Two major players in public transit last week reached agreement on a merger proposal that would create the Los Angeles County Metropolitan Transit Agency.
Board members of the Los Angeles County Transportation Commission and the Southern California Rapid Transit District agreed to the merger Wednesday following numerous meetings aimed at crafting a compromise.
The merger proposal -- if approved by the state Legislature -- would end years of debate over the best way to coordinate transit planning, development, and operations in the nation's most populous county.
Previous attempts failed for various reasons, including concern that one proposal failed to eliminate duplicate functions.
Under the proposal, members would be named to a single policy panel that oversees the proposed transit agency within 90 days of legislative approval for the plan, which could be approved next year. The existing commission and district would exist during a nine-month transition period.
A 13-member board would govern the new agency, which is to comprise the five Los Angeles County supervisors, four representatives of the city of Los Angeles, and four members from smaller cities.
The transportation commission is financing and building the county's ambitious rapid-transit rail system. The district's existing responsibilities include operating the county's massive bus system.
Transit officials have said previously that any merger proposal would accommodate existing debt obligations of the agencies.
Gray Davis, California's controller, cautioned last week that the state's budget shortfall could reach $4 billion in fiscal 1992, barring a turnaround in the economy.
Mr. Davis said declining business tax collections contributed to his gloomy forecast. Mr. Davis also noted that revenue from major tax sources in November actually declined from a year earlier, adding that such a year-to-year decline has not occurred since the Great Depression.
State finance officials already have said that California likely faces a $3 billion budget gap in fiscal 1992, which ends June 30. Legislators are scheduled to reconvene next month. Some politicians have suggested calling a special session before January to discuss the budget situation, but no one has yet acted on such a plan.
A California judge ruled Thursday that counties cannot seize local property taxes to cover new fees charged to other governmental entities for booking prisoners into county jails.
Sacramento County Superior Court Judge James T. Ford said that Ventura and San Bernardino Counties erred in seizing the funds. The judge also found that counties cannot impounnd taxes owed to local districts to cover property-tax collection fees imposed by counties.
Various cities have refused to pay the fees and are pursuing legal challenges to declare them unconsitutional. Ventura and San Bernardino Counties decided to confiscate the property taxes when localities refused to pay them.
Judge Ford denied counties the ability to impound the disputed funds, but a hearing on the constitutionality of the fees will not take place until February.
Legislators authorized the fees in 1990 to replace state funding cutbacks that affected counties. Localities have waged war ever since counties began imposing the fees.

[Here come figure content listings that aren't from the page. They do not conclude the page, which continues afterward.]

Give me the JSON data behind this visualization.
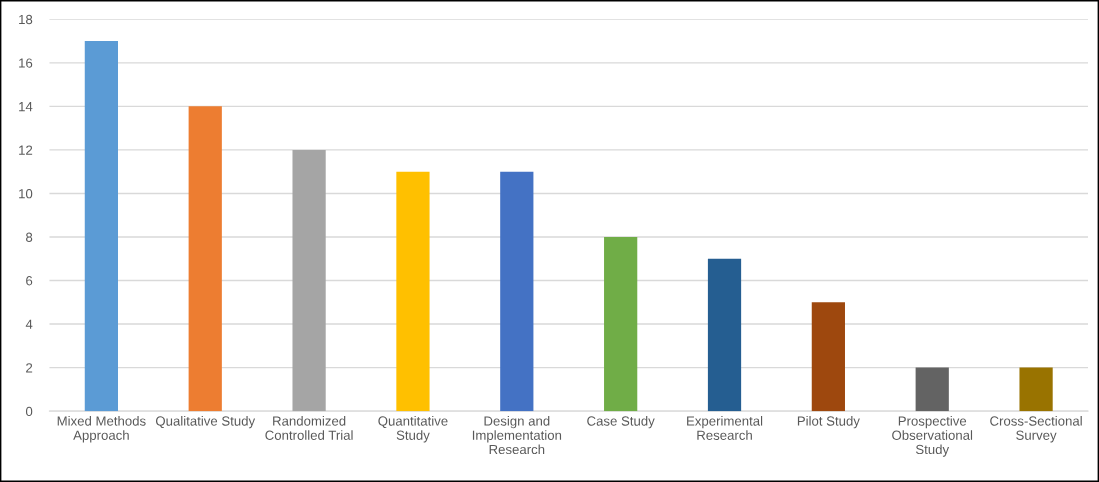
{
  "chart_data": {
    "type": "bar",
    "categories": [
      "Mixed Methods\nApproach",
      "Qualitative Study",
      "Randomized\nControlled Trial",
      "Quantitative\nStudy",
      "Design and\nImplementation\nResearch",
      "Case Study",
      "Experimental\nResearch",
      "Pilot Study",
      "Prospective\nObservational\nStudy",
      "Cross-Sectional\nSurvey"
    ],
    "values": [
      17,
      14,
      12,
      11,
      11,
      8,
      7,
      5,
      2,
      2
    ],
    "colors": [
      "#5b9bd5",
      "#ed7d31",
      "#a5a5a5",
      "#ffc000",
      "#4472c4",
      "#70ad47",
      "#255e91",
      "#9e480e",
      "#636363",
      "#997300"
    ],
    "ylim": [
      0,
      18
    ],
    "yticks": [
      0,
      2,
      4,
      6,
      8,
      10,
      12,
      14,
      16,
      18
    ],
    "grid": "y"
  }
}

Some cities, for example, argue that the jail-booking fees far exceed actual booking costs and also impose double taxation on city residents who already pay property taxes. Counties respond that they have little choice but to impose the fees, especially since the state authorized the revenue source to offset other funding cuts.
A Camarillo, Calif., school district on Thursday decided against holding a new bond election next spring after two defeats in recent months.
The Pleasant Valley Elementary School District Board of Trustees decided against scheduling another election in April, saying voters could be reluctant to support the measure until the economy improves. They also noted that April is when taxes come due, which would not improve voters' mood.
A majority of voters supported the district's $55 million bond proposal in November and a $75 million bond issue last June. In both instances, however, the district failed to achieve the two-thirds vote required under state law for local general obligation bond measures.
Officials say the district needs the bond funds to address overcrowding by upgrading elementary schools and building a new one in eastern Camarillo. The trustees will consider holding an election later this month or in 1993.
The Los Angeles City Council and the Department of Water and Power are continuing to spar over a proposed water rate hike requested by the city-owned agency.
After rejecting an 11% rate increase, the city council on Friday turned down a 6.85% hike that would have cost customers $18 million a year. The council will discuss the rate increase again on Wednesday.
The Department of Water and Power is facing a $98 million budget deficit. The agency has already cut more than $45 million from its current budget and eliminated more than 170 staff positions through a hiring freeze.
City council members said the department should trim high salaries and duplicate positions rather than bridge the budget gap with politically unpopular rate increases. Residents have cut water usage by 30% since April and city officials argue that a rate hike would hurt customers and send the wrong message about conservation.